Dialpad Improving Speech Recognition Software
Dialpad (now TalkIQ) collects telephone audio, transcribing and processing it using speech recognition and natural language processing models. They use this data to identify what companies and service reps are doing well and what they aren’t. Each company Dialpad works with is very different from one another, with their own vernacular and target markets. Dialpad needed to provide training datasets, then, that were unique to each of their clients. To do so, they turned to Appen. With our global crowd of annotators, Dialpad could develop training data that covered all of their clients’ target markets. For example, Dialpad used Appen’s geolocation tools to ensure British annotators labeled idiomatic speech from the UK. With our diverse selection of annotators, Dialpad was able to improve the accuracy of their training data up from 70% accuracy to 88%, and could serve clients in a greater variety of locations.
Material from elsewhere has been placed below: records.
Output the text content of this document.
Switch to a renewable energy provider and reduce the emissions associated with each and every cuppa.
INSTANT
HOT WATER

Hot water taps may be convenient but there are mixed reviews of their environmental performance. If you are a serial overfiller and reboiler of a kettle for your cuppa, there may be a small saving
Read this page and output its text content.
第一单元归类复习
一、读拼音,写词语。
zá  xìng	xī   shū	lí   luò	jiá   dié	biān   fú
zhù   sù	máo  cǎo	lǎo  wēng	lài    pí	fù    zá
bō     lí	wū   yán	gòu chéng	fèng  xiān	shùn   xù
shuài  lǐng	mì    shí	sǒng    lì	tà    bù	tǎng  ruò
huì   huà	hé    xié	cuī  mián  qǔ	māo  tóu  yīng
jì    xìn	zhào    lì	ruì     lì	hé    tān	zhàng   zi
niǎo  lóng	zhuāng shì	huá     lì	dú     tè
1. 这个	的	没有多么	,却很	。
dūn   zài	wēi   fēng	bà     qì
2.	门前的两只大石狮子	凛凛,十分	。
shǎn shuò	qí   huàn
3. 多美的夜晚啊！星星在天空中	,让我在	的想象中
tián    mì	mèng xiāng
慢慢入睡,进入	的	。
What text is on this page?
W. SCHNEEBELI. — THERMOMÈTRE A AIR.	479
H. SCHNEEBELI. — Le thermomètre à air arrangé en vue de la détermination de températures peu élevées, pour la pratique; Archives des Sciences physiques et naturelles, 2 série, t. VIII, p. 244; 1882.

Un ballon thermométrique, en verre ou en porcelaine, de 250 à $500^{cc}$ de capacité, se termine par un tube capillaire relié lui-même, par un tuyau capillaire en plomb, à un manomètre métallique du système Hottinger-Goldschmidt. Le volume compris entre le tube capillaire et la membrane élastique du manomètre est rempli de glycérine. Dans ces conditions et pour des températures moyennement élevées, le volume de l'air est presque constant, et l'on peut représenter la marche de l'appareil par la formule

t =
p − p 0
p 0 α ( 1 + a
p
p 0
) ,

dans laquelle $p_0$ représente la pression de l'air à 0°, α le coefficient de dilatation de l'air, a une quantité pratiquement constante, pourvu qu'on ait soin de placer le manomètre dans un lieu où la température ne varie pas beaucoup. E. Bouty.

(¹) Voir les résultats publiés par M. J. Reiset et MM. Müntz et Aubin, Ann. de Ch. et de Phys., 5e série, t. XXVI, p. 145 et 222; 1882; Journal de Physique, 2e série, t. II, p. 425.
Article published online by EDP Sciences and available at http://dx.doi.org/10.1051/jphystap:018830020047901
Automotive Software Provider Creating Smarter In-car Infotainment
One of the top complaints of new care owners is that their in-car infotainment system doesn’t recognize their voice commands. In-car infotainment systems are built from speech recognition models and must be trained on speech data that accounts for how all potential customers converse. If I give a command to my in-car system requesting the air conditioning to turn on, I might say “Turn on the air conditioning,” but another customer might say “Turn down the temp in here a couple degrees.” That’s not even accounting for differences in tone, pitch, and language. When an automotive software provider came to Appen for help with this issue, we supported them with in-market, on-demand annotators. These annotators recorded their voices making requests (e.g., can you turn down the radio volume?) in their native languages, and even tested their speech patterns in driving simulations to capture more real-world adjacent data. As a result of the project, the auto software provider obtained training data that covered over 40 languages; this data helped create a smarter in-car system that could understand the variety of speech patterns their customers had.
The Future of Voice in AI
We still have a long path ahead of us in creating equitable speech solutions in AI. The problem continues to be lack of representation in the speech data itself, and this problem will remain as long as companies don’t use diverse populations for data collection and preparation. But with time, as more speech data is created and made available, we should see improvement in voice-powered AI. It will be interesting to see how virtual assistants, chatbots, in-car infotainment systems, and other existing products progress in their development, but also worth keeping an eye out for exciting new applications of voice AI.